Refinements can be asynchronous for database lookups or external validations:
z.object({
  username: z
    .string()
    .min(3)
    .refine(
      async (username) => {
        const exists = await db.users.findOne({ username });
        return !exists;
      },
      "Username is already taken",
    ),
})
Async refinements add latency to request validation.
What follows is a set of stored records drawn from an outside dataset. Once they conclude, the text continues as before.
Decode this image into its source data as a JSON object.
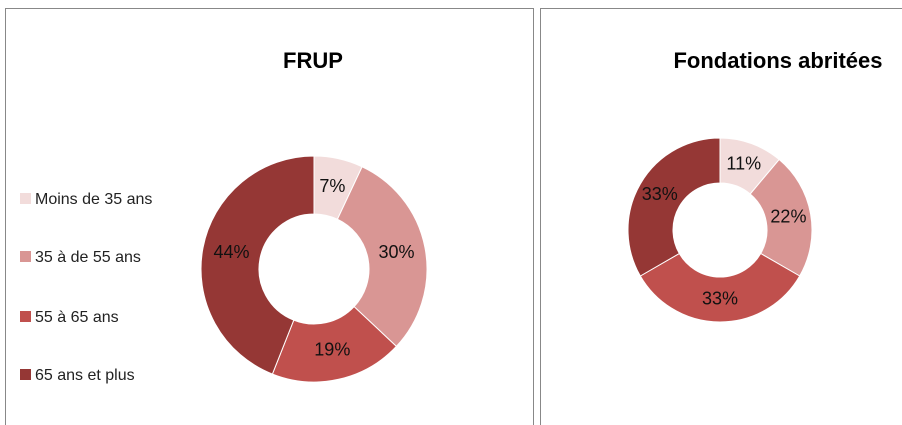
{
  "chart_data": [
    {
      "type": "pie",
      "title": "FRUP",
      "categories": [
        "Moins de 35 ans",
        "35 à de 55 ans",
        "55 à 65 ans",
        "65 ans et plus"
      ],
      "values": [
        7,
        30,
        19,
        44
      ],
      "value_labels": [
        "7%",
        "30%",
        "19%",
        "44%"
      ],
      "colors": [
        "#f2dcdb",
        "#d99694",
        "#c0504d",
        "#953735"
      ],
      "legend": "left"
    },
    {
      "type": "pie",
      "title": "Fondations abritées",
      "values": [
        11,
        22,
        33,
        33
      ],
      "value_labels": [
        "11%",
        "22%",
        "33%",
        "33%"
      ],
      "colors": [
        "#f2dcdb",
        "#d99694",
        "#c0504d",
        "#953735"
      ]
    }
  ]
}
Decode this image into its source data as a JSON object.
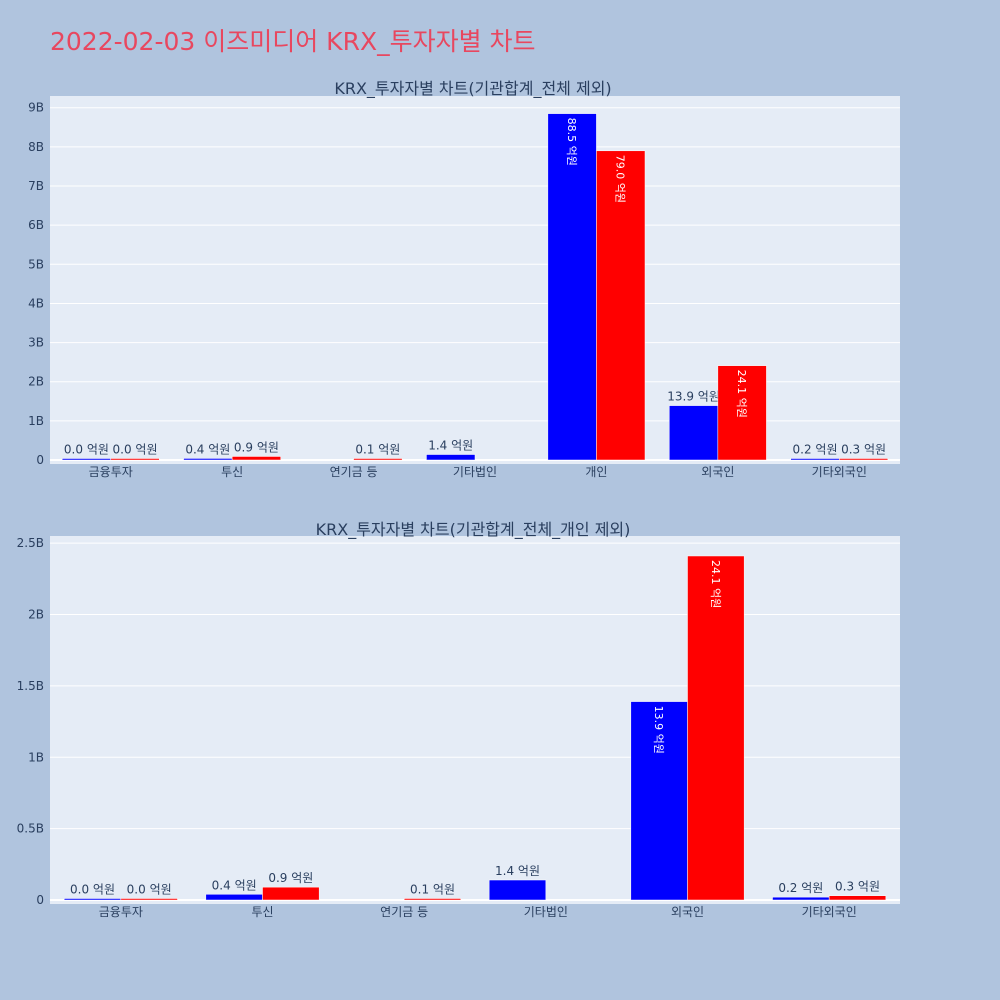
{
  "page": {
    "title": "2022-02-03 이즈미디어 KRX_투자자별 차트"
  },
  "colors": {
    "background": "#b0c4de",
    "plot_bg": "#e5ecf6",
    "series_a": "#0000ff",
    "series_b": "#ff0000",
    "title": "#e8475f"
  },
  "chart_data": [
    {
      "type": "bar",
      "title": "KRX_투자자별 차트(기관합계_전체 제외)",
      "categories": [
        "금융투자",
        "투신",
        "연기금 등",
        "기타법인",
        "개인",
        "외국인",
        "기타외국인"
      ],
      "series": [
        {
          "color": "#0000ff",
          "values": [
            0.0,
            0.04,
            null,
            0.14,
            8.85,
            1.39,
            0.02
          ],
          "labels": [
            "0.0 억원",
            "0.4 억원",
            null,
            "1.4 억원",
            "88.5 억원",
            "13.9 억원",
            "0.2 억원"
          ]
        },
        {
          "color": "#ff0000",
          "values": [
            0.0,
            0.09,
            0.01,
            null,
            7.9,
            2.41,
            0.03
          ],
          "labels": [
            "0.0 억원",
            "0.9 억원",
            "0.1 억원",
            null,
            "79.0 억원",
            "24.1 억원",
            "0.3 억원"
          ]
        }
      ],
      "yticks": [
        "0",
        "1B",
        "2B",
        "3B",
        "4B",
        "5B",
        "6B",
        "7B",
        "8B",
        "9B"
      ],
      "ylim": [
        0,
        9.3
      ],
      "grid": true
    },
    {
      "type": "bar",
      "title": "KRX_투자자별 차트(기관합계_전체_개인 제외)",
      "categories": [
        "금융투자",
        "투신",
        "연기금 등",
        "기타법인",
        "외국인",
        "기타외국인"
      ],
      "series": [
        {
          "color": "#0000ff",
          "values": [
            0.0,
            0.04,
            null,
            0.14,
            1.39,
            0.02
          ],
          "labels": [
            "0.0 억원",
            "0.4 억원",
            null,
            "1.4 억원",
            "13.9 억원",
            "0.2 억원"
          ]
        },
        {
          "color": "#ff0000",
          "values": [
            0.0,
            0.09,
            0.01,
            null,
            2.41,
            0.03
          ],
          "labels": [
            "0.0 억원",
            "0.9 억원",
            "0.1 억원",
            null,
            "24.1 억원",
            "0.3 억원"
          ]
        }
      ],
      "yticks": [
        "0",
        "0.5B",
        "1B",
        "1.5B",
        "2B",
        "2.5B"
      ],
      "ylim": [
        0,
        2.55
      ],
      "grid": true
    }
  ]
}
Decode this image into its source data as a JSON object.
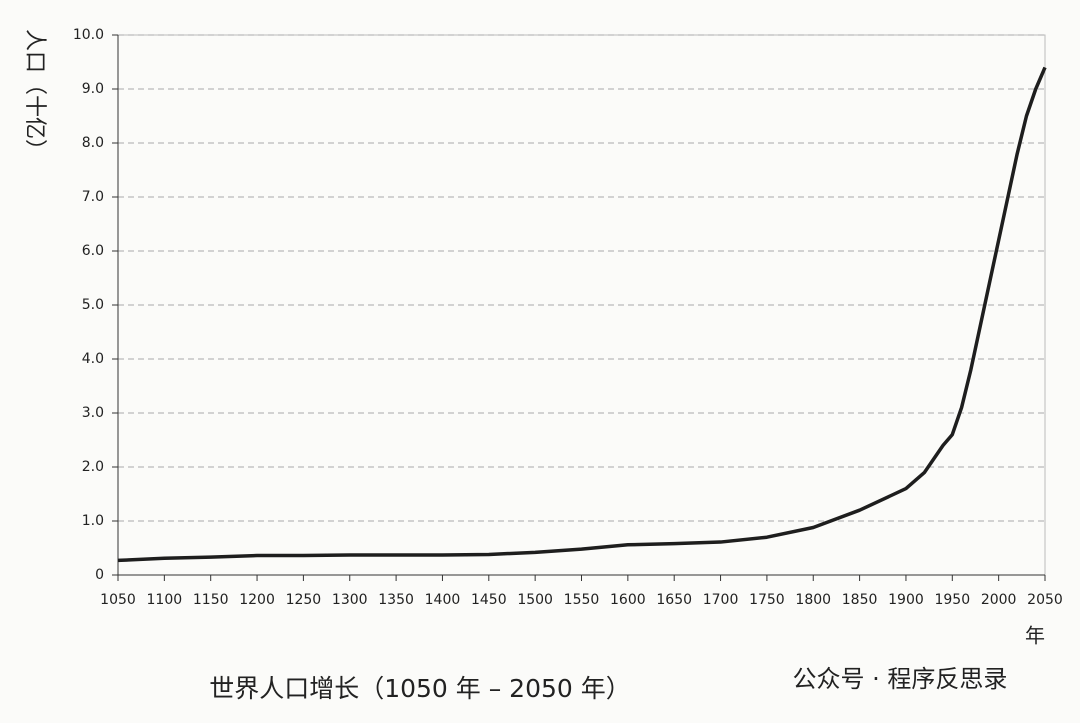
{
  "chart_data": {
    "type": "line",
    "title": "世界人口增长（1050 年 – 2050 年）",
    "y_label": "人口（十亿）",
    "x_label": "年",
    "watermark": "公众号 · 程序反思录",
    "x": [
      1050,
      1100,
      1150,
      1200,
      1250,
      1300,
      1350,
      1400,
      1450,
      1500,
      1550,
      1600,
      1650,
      1700,
      1750,
      1800,
      1850,
      1900,
      1920,
      1940,
      1950,
      1960,
      1970,
      1980,
      1990,
      2000,
      2010,
      2020,
      2030,
      2040,
      2050
    ],
    "series": [
      {
        "color": "#1e1e1e",
        "values": [
          0.27,
          0.31,
          0.33,
          0.36,
          0.36,
          0.37,
          0.37,
          0.37,
          0.38,
          0.42,
          0.48,
          0.56,
          0.58,
          0.61,
          0.7,
          0.88,
          1.2,
          1.6,
          1.9,
          2.4,
          2.6,
          3.1,
          3.8,
          4.6,
          5.4,
          6.2,
          7.0,
          7.8,
          8.5,
          9.0,
          9.4
        ]
      }
    ],
    "xlim": [
      1050,
      2050
    ],
    "xticks": [
      1050,
      1100,
      1150,
      1200,
      1250,
      1300,
      1350,
      1400,
      1450,
      1500,
      1550,
      1600,
      1650,
      1700,
      1750,
      1800,
      1850,
      1900,
      1950,
      2000,
      2050
    ],
    "ylim": [
      0,
      10
    ],
    "yticks": [
      0,
      {
        "value": 1,
        "label": "1.0"
      },
      {
        "value": 2,
        "label": "2.0"
      },
      {
        "value": 3,
        "label": "3.0"
      },
      {
        "value": 4,
        "label": "4.0"
      },
      {
        "value": 5,
        "label": "5.0"
      },
      {
        "value": 6,
        "label": "6.0"
      },
      {
        "value": 7,
        "label": "7.0"
      },
      {
        "value": 8,
        "label": "8.0"
      },
      {
        "value": 9,
        "label": "9.0"
      },
      {
        "value": 10,
        "label": "10.0"
      }
    ],
    "grid": true
  }
}
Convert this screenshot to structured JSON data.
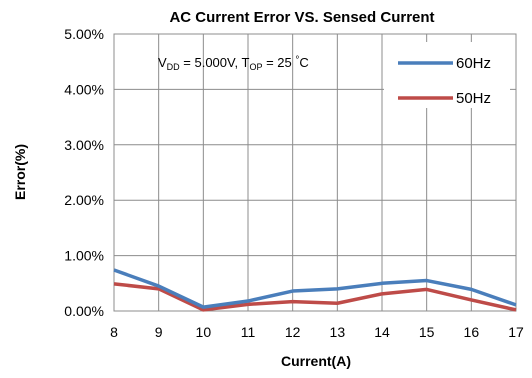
{
  "chart_data": {
    "type": "line",
    "title": "AC Current Error VS. Sensed Current",
    "xlabel": "Current(A)",
    "ylabel": "Error(%)",
    "x": [
      8,
      9,
      10,
      11,
      12,
      13,
      14,
      15,
      16,
      17
    ],
    "ylim": [
      0,
      5
    ],
    "yticks": [
      0,
      1,
      2,
      3,
      4,
      5
    ],
    "ytick_labels": [
      "0.00%",
      "1.00%",
      "2.00%",
      "3.00%",
      "4.00%",
      "5.00%"
    ],
    "grid": true,
    "legend_position": "top-right",
    "annotation": {
      "vdd_label": "V",
      "vdd_sub": "DD",
      "vdd_value": " = 5.000V, ",
      "top_label": "T",
      "top_sub": "OP",
      "top_value": " = 25 ",
      "degree": "°",
      "unit": "C"
    },
    "series": [
      {
        "name": "60Hz",
        "color": "#4a7ebb",
        "values": [
          0.74,
          0.45,
          0.07,
          0.18,
          0.36,
          0.4,
          0.5,
          0.55,
          0.39,
          0.11
        ]
      },
      {
        "name": "50Hz",
        "color": "#be4b48",
        "values": [
          0.49,
          0.4,
          0.02,
          0.12,
          0.17,
          0.14,
          0.31,
          0.39,
          0.2,
          0.02
        ]
      }
    ]
  }
}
Use them sparingly and consider caching results when possible.

Refinements in Endpoints

You can use refinements in both input and output schemas:
import { defaultEndpointsFactory } from "express-zod-api";
import { z } from "zod";

const createUserEndpoint = defaultEndpointsFactory.build({
  method: "post",
  input: z.object({
    username: z
      .string()
      .min(3)
      .max(20)
      .refine(
        (name) => /^[a-zA-Z0-9_]+$/.test(name),
        "Username can only contain letters, numbers, and underscores",
      ),
    age: z
      .number()
      .refine(
        (age) => age >= 13,
        "Must be at least 13 years old",
      ),
  }),
  output: z.object({
    id: z.string(),
    username: z.string(),
    age: z.number(),
  }),
  handler: async ({ input }) => {
    // All refinements have passed
    const user = await db.users.create(input);
    return user;
  },
});

Error Handling

When multiple refinements fail, all error messages are combined in the response:
{
  "status": "error",
  "error": {
    "message": "Username can only contain letters, numbers, and underscores; Must be at least 13 years old"
  }
}

Best Practices

Write Clear Error Messages

Error messages should tell users exactly what’s wrong and how to fix it.

Validate Early

Use refinements for validation that can happen before hitting the database.

Keep Refinements Focused

Each refinement should check one specific thing. Multiple simple refinements are better than one complex one.

Consider Performance

Complex or async refinements add overhead. Profile your endpoints if you notice slowness.